New York knife laws are confusing and at times appear to be contradicting. This article shows you what the nyc knife laws actually say, and ties them all together with the relevant Court decisions, in order to give you an easy to understand run down of ny knife laws, and what is legal in New York.
If you are looking for specific laws in New York City, please read THIS.
Until May 30, 2019 it was illegal to own a gravity knife, but this restriction was repealed in May of 2019 so gravity knives are no longer on the restricted knives list.
IMPORTANT NOTE: New York CITY has knife laws that are not applicable in the rest of New York State. Until May 30, 2019, over 4,000 people were arrested each year in New York City for possessing a “gravity knife.” The problem is that the New York new knife laws says that any law which can be opened by a flick of a wrist is illegal in New York City. For more on this issue, check out this video and check out the Administrative Code.
§ 265.01. Criminal possession of a weapon in the fourth degree
A person is guilty of criminal possession of a weapon in the fourth degree when:
(1) He or she possesses any firearm, electronic dart gun, electronic stun gun, gravity knife, switchblade knife, pilum ballistic knife, metal knuckle knife, cane sword, billy, blackjack, bludgeon, plastic knuckles, metal knuckles, chuka stick, sand bag, sandclub, wrist-brace type slingshot or slungshot, shirken or “Kung Fu star”; or
(2) He possesses any dagger, dangerous knife, dirk, razor, stiletto, imitation pistol, or any other dangerous or deadly instrument or weapon with intent to use the same unlawfully against another; or…..
It is illegal to carry a dirk, dagger, or stiletto with the intent to use it as a weapon against another.
New York does not have concealed carry laws, therefore it is legal to open or conceal carry any knife that is legal to own and that the carrier does not intend to use unlawfully against another.
The law provides that when a person is found in possession of a dirk, dagger, or stiletto, there is a presumption that the possessor intended to use it as a weapon against another. This presumption can be rebutted in Court; however, a person can still be arrested and charged with a crime, even if he or she did not intend to use the weapon unlawfully against another.
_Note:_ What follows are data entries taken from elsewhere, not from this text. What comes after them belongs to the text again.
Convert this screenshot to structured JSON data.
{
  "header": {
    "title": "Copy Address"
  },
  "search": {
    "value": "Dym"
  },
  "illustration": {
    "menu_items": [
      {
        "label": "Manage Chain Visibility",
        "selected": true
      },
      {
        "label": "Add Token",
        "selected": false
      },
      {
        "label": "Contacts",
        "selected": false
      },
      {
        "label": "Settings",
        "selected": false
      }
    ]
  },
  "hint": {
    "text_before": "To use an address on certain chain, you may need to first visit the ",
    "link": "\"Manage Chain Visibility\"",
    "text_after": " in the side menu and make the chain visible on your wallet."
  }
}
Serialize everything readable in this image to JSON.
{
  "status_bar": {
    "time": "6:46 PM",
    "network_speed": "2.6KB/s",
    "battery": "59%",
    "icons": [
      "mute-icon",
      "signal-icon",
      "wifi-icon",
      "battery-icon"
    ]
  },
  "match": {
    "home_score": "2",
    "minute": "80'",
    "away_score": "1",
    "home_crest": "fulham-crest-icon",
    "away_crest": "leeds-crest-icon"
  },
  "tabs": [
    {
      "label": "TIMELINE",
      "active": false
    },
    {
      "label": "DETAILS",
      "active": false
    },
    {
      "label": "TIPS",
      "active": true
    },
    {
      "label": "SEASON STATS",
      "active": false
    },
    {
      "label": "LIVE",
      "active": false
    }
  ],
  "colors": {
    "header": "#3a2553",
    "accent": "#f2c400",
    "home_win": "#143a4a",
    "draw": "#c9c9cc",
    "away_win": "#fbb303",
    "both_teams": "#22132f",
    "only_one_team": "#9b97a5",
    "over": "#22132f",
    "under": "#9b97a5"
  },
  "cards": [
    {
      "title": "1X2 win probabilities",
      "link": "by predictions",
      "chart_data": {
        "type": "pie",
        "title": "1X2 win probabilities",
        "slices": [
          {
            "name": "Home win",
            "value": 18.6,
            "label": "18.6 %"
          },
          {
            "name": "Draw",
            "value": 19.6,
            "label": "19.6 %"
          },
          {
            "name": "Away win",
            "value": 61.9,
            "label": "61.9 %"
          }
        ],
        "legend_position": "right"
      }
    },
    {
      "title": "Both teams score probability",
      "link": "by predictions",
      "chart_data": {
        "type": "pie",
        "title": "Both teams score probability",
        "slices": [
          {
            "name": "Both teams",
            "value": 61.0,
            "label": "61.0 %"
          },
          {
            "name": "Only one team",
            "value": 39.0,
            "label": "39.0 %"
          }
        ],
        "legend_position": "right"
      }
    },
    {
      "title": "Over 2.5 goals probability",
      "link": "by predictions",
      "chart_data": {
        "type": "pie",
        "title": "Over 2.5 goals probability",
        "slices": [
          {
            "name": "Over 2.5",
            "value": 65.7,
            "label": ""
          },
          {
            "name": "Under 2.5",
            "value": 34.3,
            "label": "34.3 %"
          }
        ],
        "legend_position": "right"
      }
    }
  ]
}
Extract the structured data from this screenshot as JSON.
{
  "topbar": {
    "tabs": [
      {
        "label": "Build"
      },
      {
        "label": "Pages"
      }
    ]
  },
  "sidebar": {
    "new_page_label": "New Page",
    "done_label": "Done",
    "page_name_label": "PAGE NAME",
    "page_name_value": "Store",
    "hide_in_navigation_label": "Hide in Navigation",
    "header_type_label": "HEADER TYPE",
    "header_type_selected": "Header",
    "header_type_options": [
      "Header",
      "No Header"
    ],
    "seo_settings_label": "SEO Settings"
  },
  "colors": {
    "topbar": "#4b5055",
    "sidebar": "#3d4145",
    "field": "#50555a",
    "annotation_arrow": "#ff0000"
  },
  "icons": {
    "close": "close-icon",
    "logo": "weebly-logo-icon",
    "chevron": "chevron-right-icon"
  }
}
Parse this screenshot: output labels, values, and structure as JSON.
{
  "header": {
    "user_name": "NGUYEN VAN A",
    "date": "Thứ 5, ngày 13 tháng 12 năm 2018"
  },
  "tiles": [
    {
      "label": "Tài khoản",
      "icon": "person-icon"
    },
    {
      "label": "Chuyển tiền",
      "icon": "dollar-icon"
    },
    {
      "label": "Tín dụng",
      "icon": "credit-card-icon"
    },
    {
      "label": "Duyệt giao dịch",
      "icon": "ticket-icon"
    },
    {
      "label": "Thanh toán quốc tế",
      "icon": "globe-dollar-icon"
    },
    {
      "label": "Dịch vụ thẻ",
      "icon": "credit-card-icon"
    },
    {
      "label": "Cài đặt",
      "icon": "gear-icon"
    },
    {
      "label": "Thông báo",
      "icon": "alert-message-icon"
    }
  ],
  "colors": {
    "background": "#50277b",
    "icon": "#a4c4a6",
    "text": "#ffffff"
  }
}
The determination of whether a person intended to use a knife against another may be left up to a jury, and a person still arrested and charged with crime, even though he or she did not intend to use the weapon unlawfully. In People v. Richards, the Court found that because Mr. Richards had not brandished the knife he was carrying, nor had he threatened to use it for any unlawful purpose, but told the arresting officer he had the knife for self-defense, he could not be said to have the intention of unlawfully using the knife. Because self-defense is a justifiable reason to use a weapon, it is therefore not an unlawful one, and Mr. Richards conviction for criminal possession of a weapon was reversed.
The New York legislature defines a switchblade knife as any knife with a blade that opens automatically by pressure applied to a button, spring or other device in the handle of the knife. A gravity knife is defined as any knife with a blade that is released from the handle by the force of gravity or the application of centrifugal force and when released, is locked in place by a button, spring, lever or other device.
A pilum ballistic knife is defined as any knife with a blade that can be projected from the handle by pushing a button, spring, or other apparatus on the handle of the knife.
A cane sword is defined as a cane or swagger stick having concealed within it a blade that may be used as a sword or stiletto.
The code also provides that an “automatic knife” includes a stiletto, switchblade, gravity knife, cane sword, pilum ballistic knife, or metal knuckle knife.
Legal to own and carry as of May 30, 2019.
In the case of In re Jesse QQ, the Court found that the defendant’s weapon was a dirk knife under the dangerous weapons statute. The knife had an over-all length of 23/4 inches, a blade the size and shape of an arrowhead, with one edge sharpened and serrated, and the handle was designed so that it fit into the palm of the hand with the blade protruding between the middle fingers.
It is legal to possess a switchblade or gravity knife, while hunting, trapping, or fishing with a valid hunting and/or fishing license.
When a gravity knife, switchblade knife, pilum ballistic knife, metal knuckle knife, dagger, dirk, or stiletto is found in a vehicle is presumed to be possessed by all of the occupants of that vehicle, unless it is found on one of the occupants. If the vehicle is one for hire, such as a cab, then the weapon is not presumed to be possessed by the hired driver. While the presumption is rebuttable, meaning a defendant can prove in court that he or she did not intend to use the instrument as a weapon against another. However, you may still be arrested and charged with criminal possession of a weapon, even if the weapon is one that is legal to own.
It is illegal to own a switchblade, pilum ballistic knife, cane sword, or metal knuckle knife in New York.
It is legal to possess a switchblade or gravity knife if using it for hunting, fishing, or trapping, as long as the person possessing it has a valid hunting and/or fishing license.
It is illegal to carry a dirk, dagger, or stiletto with the intent of using it unlawfully against another.
It is legal to own and carry a gravity knife.
New York does not have concealed carry laws, and therefore it is legal to open or conceal carry any legal knife.